"I should be a Sybarite if I did," smiled Edward in reply. "Celia, I am bringing you into danger, and I am very sorry for it. I begin to think now that it was but a cowardly act to seek shelter here; yet when a man is riding for life he scarce pauses to choose his course."

"You have brought me into no danger, dear, into which I did not choose to be brought," she answered. "But if they found you, Edward, what would they do to you?"

"What they did but a few days since on Tower Hill to my friend Lord Derwentwater,"[[1]] he said, gravely.

Celia shuddered as the agony and ignominy of that horrible scaffold came up before her eyes.

"They will not do it without the Lord's permission," added he, quietly. "Celia, I am in grave doubt whether I have done right in this matter. Not that I could ever see it right to fight against King James, nor that I doubt which would have been the right side to take at the time of the Revolution. I cannot quite see—what I know would be Patient's view, and is the view of many good men—that we had no right to fight for a Popish King.
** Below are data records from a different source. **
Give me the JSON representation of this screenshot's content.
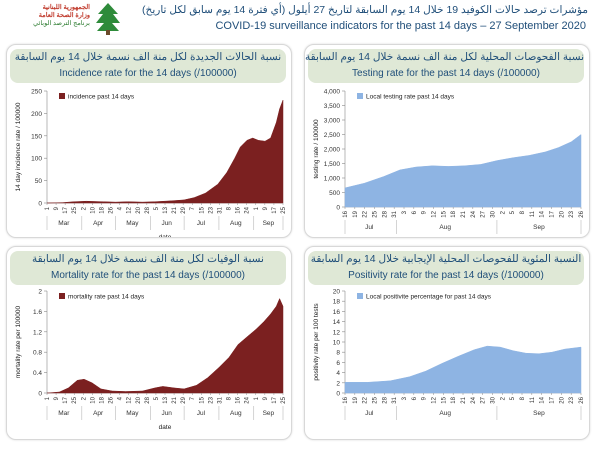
{
  "header": {
    "logo_line1": "الجمهورية اللبنانية",
    "logo_line2": "وزارة الصحة العامة",
    "logo_line3": "برنامج الترصد الوبائي",
    "title_arabic": "مؤشرات ترصد حالات الكوفيد 19 خلال 14 يوم السابقة لتاريخ 27 أيلول (أي فترة 14 يوم سابق لكل تاريخ)",
    "title_english": "COVID-19 surveillance indicators for the past 14 days – 27 September 2020"
  },
  "colors": {
    "incidence": "#7b2020",
    "mortality": "#7b2020",
    "testing": "#8eb4e3",
    "positivity": "#8eb4e3"
  },
  "chart_data": [
    {
      "type": "area",
      "panel_title_ar": "نسبة الحالات الجديدة لكل منة الف نسمة خلال 14 يوم السابقة",
      "panel_title_en": "Incidence rate for the 14 days  (/100000)",
      "xlabel": "date",
      "ylabel": "14 day incidence rate / 100000",
      "ylim": [
        0,
        250
      ],
      "yticks": [
        "0",
        "50",
        "100",
        "150",
        "200",
        "250"
      ],
      "legend": "incidence past 14 days",
      "legend_position": "top-left",
      "x_day_labels": [
        "1",
        "9",
        "17",
        "25",
        "2",
        "10",
        "18",
        "26",
        "4",
        "12",
        "20",
        "28",
        "5",
        "13",
        "21",
        "29",
        "7",
        "15",
        "23",
        "31",
        "8",
        "16",
        "24",
        "1",
        "9",
        "17",
        "25"
      ],
      "month_labels": [
        "Mar",
        "Apr",
        "May",
        "Jun",
        "Jul",
        "Aug",
        "Sep"
      ],
      "x_start": "2020-03-01",
      "x_end": "2020-09-27",
      "series": [
        {
          "name": "incidence past 14 days",
          "points": [
            [
              "2020-03-01",
              0
            ],
            [
              "2020-03-15",
              1
            ],
            [
              "2020-03-25",
              3
            ],
            [
              "2020-04-05",
              4
            ],
            [
              "2020-04-20",
              3
            ],
            [
              "2020-05-01",
              2
            ],
            [
              "2020-05-12",
              3
            ],
            [
              "2020-05-25",
              2
            ],
            [
              "2020-06-05",
              3
            ],
            [
              "2020-06-20",
              5
            ],
            [
              "2020-07-01",
              7
            ],
            [
              "2020-07-10",
              12
            ],
            [
              "2020-07-20",
              22
            ],
            [
              "2020-07-31",
              42
            ],
            [
              "2020-08-08",
              68
            ],
            [
              "2020-08-15",
              100
            ],
            [
              "2020-08-20",
              125
            ],
            [
              "2020-08-26",
              140
            ],
            [
              "2020-08-31",
              145
            ],
            [
              "2020-09-05",
              140
            ],
            [
              "2020-09-11",
              138
            ],
            [
              "2020-09-16",
              145
            ],
            [
              "2020-09-21",
              180
            ],
            [
              "2020-09-24",
              210
            ],
            [
              "2020-09-27",
              230
            ]
          ]
        }
      ]
    },
    {
      "type": "area",
      "panel_title_ar": "نسبة الفحوصات المحلية لكل منة الف نسمة خلال 14 يوم السابقة",
      "panel_title_en": "Testing rate for the past 14 days (/100000)",
      "xlabel": "date",
      "ylabel": "testing rate / 100000",
      "ylim": [
        0,
        4000
      ],
      "yticks": [
        "0",
        "500",
        "1,000",
        "1,500",
        "2,000",
        "2,500",
        "3,000",
        "3,500",
        "4,000"
      ],
      "legend": "Local testing rate past 14 days",
      "legend_position": "top-left",
      "x_day_labels": [
        "16",
        "19",
        "22",
        "25",
        "28",
        "31",
        "3",
        "6",
        "9",
        "12",
        "15",
        "18",
        "21",
        "24",
        "27",
        "30",
        "2",
        "5",
        "8",
        "11",
        "14",
        "17",
        "20",
        "23",
        "26"
      ],
      "month_labels": [
        "Jul",
        "Aug",
        "Sep"
      ],
      "x_start": "2020-07-16",
      "x_end": "2020-09-27",
      "series": [
        {
          "name": "Local testing rate past 14 days",
          "points": [
            [
              "2020-07-16",
              660
            ],
            [
              "2020-07-22",
              820
            ],
            [
              "2020-07-28",
              1050
            ],
            [
              "2020-08-02",
              1280
            ],
            [
              "2020-08-07",
              1380
            ],
            [
              "2020-08-12",
              1420
            ],
            [
              "2020-08-17",
              1400
            ],
            [
              "2020-08-22",
              1420
            ],
            [
              "2020-08-27",
              1470
            ],
            [
              "2020-09-01",
              1600
            ],
            [
              "2020-09-06",
              1700
            ],
            [
              "2020-09-11",
              1780
            ],
            [
              "2020-09-16",
              1900
            ],
            [
              "2020-09-20",
              2050
            ],
            [
              "2020-09-24",
              2250
            ],
            [
              "2020-09-27",
              2500
            ]
          ]
        }
      ]
    },
    {
      "type": "area",
      "panel_title_ar": "نسبة الوفيات لكل منة الف نسمة خلال 14 يوم السابقة",
      "panel_title_en": "Mortality rate for the past 14 days (/100000)",
      "xlabel": "date",
      "ylabel": "mortality rate per 100000",
      "ylim": [
        0,
        2
      ],
      "yticks": [
        "0",
        "0.4",
        "0.8",
        "1.2",
        "1.6",
        "2"
      ],
      "legend": "mortality rate past 14 days",
      "legend_position": "top-left",
      "x_day_labels": [
        "1",
        "9",
        "17",
        "25",
        "2",
        "10",
        "18",
        "26",
        "4",
        "12",
        "20",
        "28",
        "5",
        "13",
        "21",
        "29",
        "7",
        "15",
        "23",
        "31",
        "8",
        "16",
        "24",
        "1",
        "9",
        "17",
        "25"
      ],
      "month_labels": [
        "Mar",
        "Apr",
        "May",
        "Jun",
        "Jul",
        "Aug",
        "Sep"
      ],
      "x_start": "2020-03-01",
      "x_end": "2020-09-27",
      "series": [
        {
          "name": "mortality rate past 14 days",
          "points": [
            [
              "2020-03-01",
              0
            ],
            [
              "2020-03-12",
              0.02
            ],
            [
              "2020-03-20",
              0.1
            ],
            [
              "2020-03-28",
              0.25
            ],
            [
              "2020-04-03",
              0.27
            ],
            [
              "2020-04-10",
              0.2
            ],
            [
              "2020-04-18",
              0.08
            ],
            [
              "2020-04-28",
              0.04
            ],
            [
              "2020-05-10",
              0.03
            ],
            [
              "2020-05-25",
              0.04
            ],
            [
              "2020-06-05",
              0.1
            ],
            [
              "2020-06-12",
              0.13
            ],
            [
              "2020-06-22",
              0.1
            ],
            [
              "2020-07-01",
              0.08
            ],
            [
              "2020-07-12",
              0.15
            ],
            [
              "2020-07-22",
              0.3
            ],
            [
              "2020-08-01",
              0.5
            ],
            [
              "2020-08-10",
              0.7
            ],
            [
              "2020-08-18",
              0.95
            ],
            [
              "2020-08-26",
              1.1
            ],
            [
              "2020-09-03",
              1.25
            ],
            [
              "2020-09-10",
              1.4
            ],
            [
              "2020-09-16",
              1.55
            ],
            [
              "2020-09-21",
              1.7
            ],
            [
              "2020-09-24",
              1.85
            ],
            [
              "2020-09-27",
              1.7
            ]
          ]
        }
      ]
    },
    {
      "type": "area",
      "panel_title_ar": "النسبة المئوية للفحوصات المحلية الإيجابية خلال 14 يوم السابقة",
      "panel_title_en": "Positivity rate for the past 14 days (/100000)",
      "xlabel": "",
      "ylabel": "positivity rate per 100 tests",
      "ylim": [
        0,
        20
      ],
      "yticks": [
        "0",
        "2",
        "4",
        "6",
        "8",
        "10",
        "12",
        "14",
        "16",
        "18",
        "20"
      ],
      "legend": "Local positivite percentage for past 14 days",
      "legend_position": "top-left",
      "x_day_labels": [
        "16",
        "19",
        "22",
        "25",
        "28",
        "31",
        "3",
        "6",
        "9",
        "12",
        "15",
        "18",
        "21",
        "24",
        "27",
        "30",
        "2",
        "5",
        "8",
        "11",
        "14",
        "17",
        "20",
        "23",
        "26"
      ],
      "month_labels": [
        "Jul",
        "Aug",
        "Sep"
      ],
      "x_start": "2020-07-16",
      "x_end": "2020-09-27",
      "series": [
        {
          "name": "Local positivite percentage for past 14 days",
          "points": [
            [
              "2020-07-16",
              2.1
            ],
            [
              "2020-07-23",
              2.1
            ],
            [
              "2020-07-30",
              2.4
            ],
            [
              "2020-08-05",
              3.2
            ],
            [
              "2020-08-10",
              4.3
            ],
            [
              "2020-08-15",
              5.8
            ],
            [
              "2020-08-20",
              7.2
            ],
            [
              "2020-08-25",
              8.5
            ],
            [
              "2020-08-29",
              9.2
            ],
            [
              "2020-09-02",
              9.0
            ],
            [
              "2020-09-06",
              8.3
            ],
            [
              "2020-09-10",
              7.8
            ],
            [
              "2020-09-14",
              7.7
            ],
            [
              "2020-09-18",
              8.0
            ],
            [
              "2020-09-22",
              8.6
            ],
            [
              "2020-09-27",
              9.0
            ]
          ]
        }
      ]
    }
  ]
}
I do not judge those who thought so—to our own Master we all stand or fall. But I see the matter in another light. It was not that King James, being a Papist, was made King out of his turn, but that, being heir to the throne, he became a Papist. I see an immense difference between the two. God, not we, made him our King; God made the present King James his son, knowing that he would be brought up a Papist. What right had we to cast him off? Now the case is altered; he is cast off; and, considering the danger of Popery, have I, now, any right to bring him in again? This is my difficulty; and if I can leave England in safety, I do not think I shall draw my sword in the Jacobite cause again, though I never could take the oath of allegiance to any other King. I will never dare to attempt the prevention of the Lord's will, if only I can be certain what the Lord's will is in this matter."

"Well, I do not see the question quite as you do. It seems to me that they were right to cast off a Popish King. But we have no time to discuss politics to-night. You will leave England, then, at once?"

"There is no hope of life otherwise. The Elector of Hanover and his Ministers can have no mercy for us who fought at Sheriffmuir."

"And when am I likely to see you again, Edward?"

"When the Heavenly Jerusalem descendeth out of Heaven from God," he answered, softly.

"No sooner?" responded Celia, tearfully.